The researchers suggest that long-term preservation requires chemical treatments to remove or stabilize the remaining iron and sulfur compounds, and reducing humidity and access to oxygen.

At the Mary Rose Trust, conservation scientists are already investigating new treatments to prevent new acid formation in this British treasure. Trust scientists are currently using the synchrotron facilities of the Council for the Central Laboratory of the Research Councils (CCLRC) in the U.K. to test the efficacy of new methods. To slow down the oxidation reaction and prevent new acid formation, wood samples from the Mary Rose are being treated with antioxidants in combination with low- and high-grade polyethylene glycol. Another conservation approach is to maintain the archaeological wood in a stable climate, with a constant temperature and a constant low humidity of 55 percent. To maintain a stable microclimate within the wood structure, a surface coating offers a possible solution, although the effectiveness of this approach has yet to be tested.

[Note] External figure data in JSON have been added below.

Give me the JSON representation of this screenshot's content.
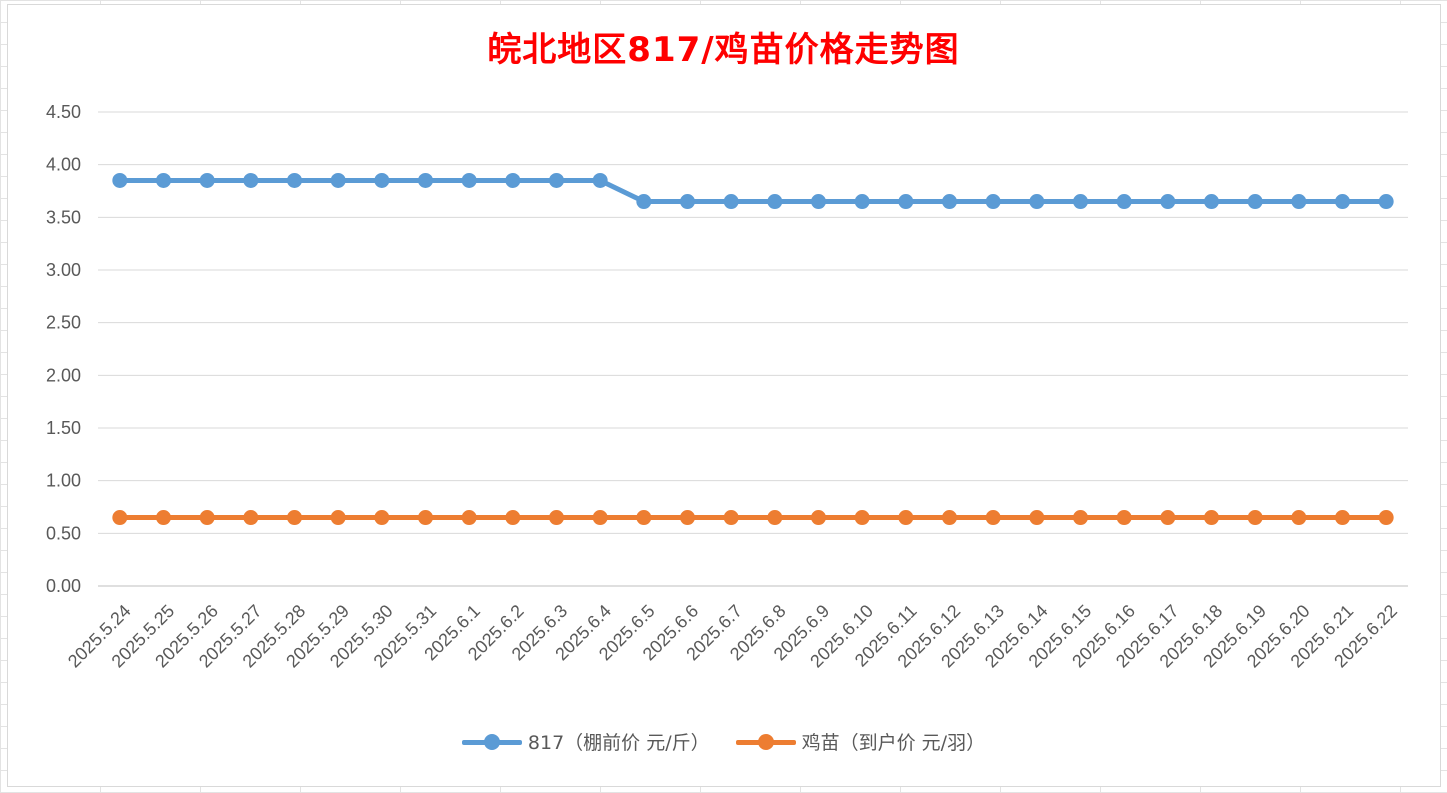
{
  "chart_data": {
    "type": "line",
    "title": "皖北地区817/鸡苗价格走势图",
    "xlabel": "",
    "ylabel": "",
    "ylim": [
      0,
      4.5
    ],
    "yticks": [
      "0.00",
      "0.50",
      "1.00",
      "1.50",
      "2.00",
      "2.50",
      "3.00",
      "3.50",
      "4.00",
      "4.50"
    ],
    "grid": true,
    "legend_position": "bottom",
    "categories": [
      "2025.5.24",
      "2025.5.25",
      "2025.5.26",
      "2025.5.27",
      "2025.5.28",
      "2025.5.29",
      "2025.5.30",
      "2025.5.31",
      "2025.6.1",
      "2025.6.2",
      "2025.6.3",
      "2025.6.4",
      "2025.6.5",
      "2025.6.6",
      "2025.6.7",
      "2025.6.8",
      "2025.6.9",
      "2025.6.10",
      "2025.6.11",
      "2025.6.12",
      "2025.6.13",
      "2025.6.14",
      "2025.6.15",
      "2025.6.16",
      "2025.6.17",
      "2025.6.18",
      "2025.6.19",
      "2025.6.20",
      "2025.6.21",
      "2025.6.22"
    ],
    "series": [
      {
        "name": "817（棚前价 元/斤）",
        "color": "#5b9bd5",
        "values": [
          3.85,
          3.85,
          3.85,
          3.85,
          3.85,
          3.85,
          3.85,
          3.85,
          3.85,
          3.85,
          3.85,
          3.85,
          3.65,
          3.65,
          3.65,
          3.65,
          3.65,
          3.65,
          3.65,
          3.65,
          3.65,
          3.65,
          3.65,
          3.65,
          3.65,
          3.65,
          3.65,
          3.65,
          3.65,
          3.65
        ]
      },
      {
        "name": "鸡苗（到户价 元/羽）",
        "color": "#ed7d31",
        "values": [
          0.65,
          0.65,
          0.65,
          0.65,
          0.65,
          0.65,
          0.65,
          0.65,
          0.65,
          0.65,
          0.65,
          0.65,
          0.65,
          0.65,
          0.65,
          0.65,
          0.65,
          0.65,
          0.65,
          0.65,
          0.65,
          0.65,
          0.65,
          0.65,
          0.65,
          0.65,
          0.65,
          0.65,
          0.65,
          0.65
        ]
      }
    ]
  }
}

"The method used in these studies—synchrotron radiation-based x-ray absorption spectroscopy—is a particularly powerful tool to study samples taken directly from these ships," said SSRL Professor and Assistant Director Britt Hedman. "It can be used directly on the samples without any pretreatment that could change them. It provides not only information on which chemical element, such as sulfur, is present, but also the type of chemical form, or species, it has, and therefore can directly provide the chemical pointer towards the proper preservation approach."

Researchers also employed an additional approach not used on the Vasa: imaging the wood samples with a very small x-ray beam to map where the chemical species were located.

"This leads to a better level of understanding," Hedman said. "We see this as an increasingly important tool for many areas of archaeometry."

Conservationist Jones agrees. "This ongoing research is an important step forward in devising improvements to the current Mary Rose hull treatment program," he said.

Along with the hull, some 19,000 artifacts were recovered after 437 years underwater. Certain remaining sections of the bow and anchor of the once-mighty Tudor warship will be raised to the surface on October 11.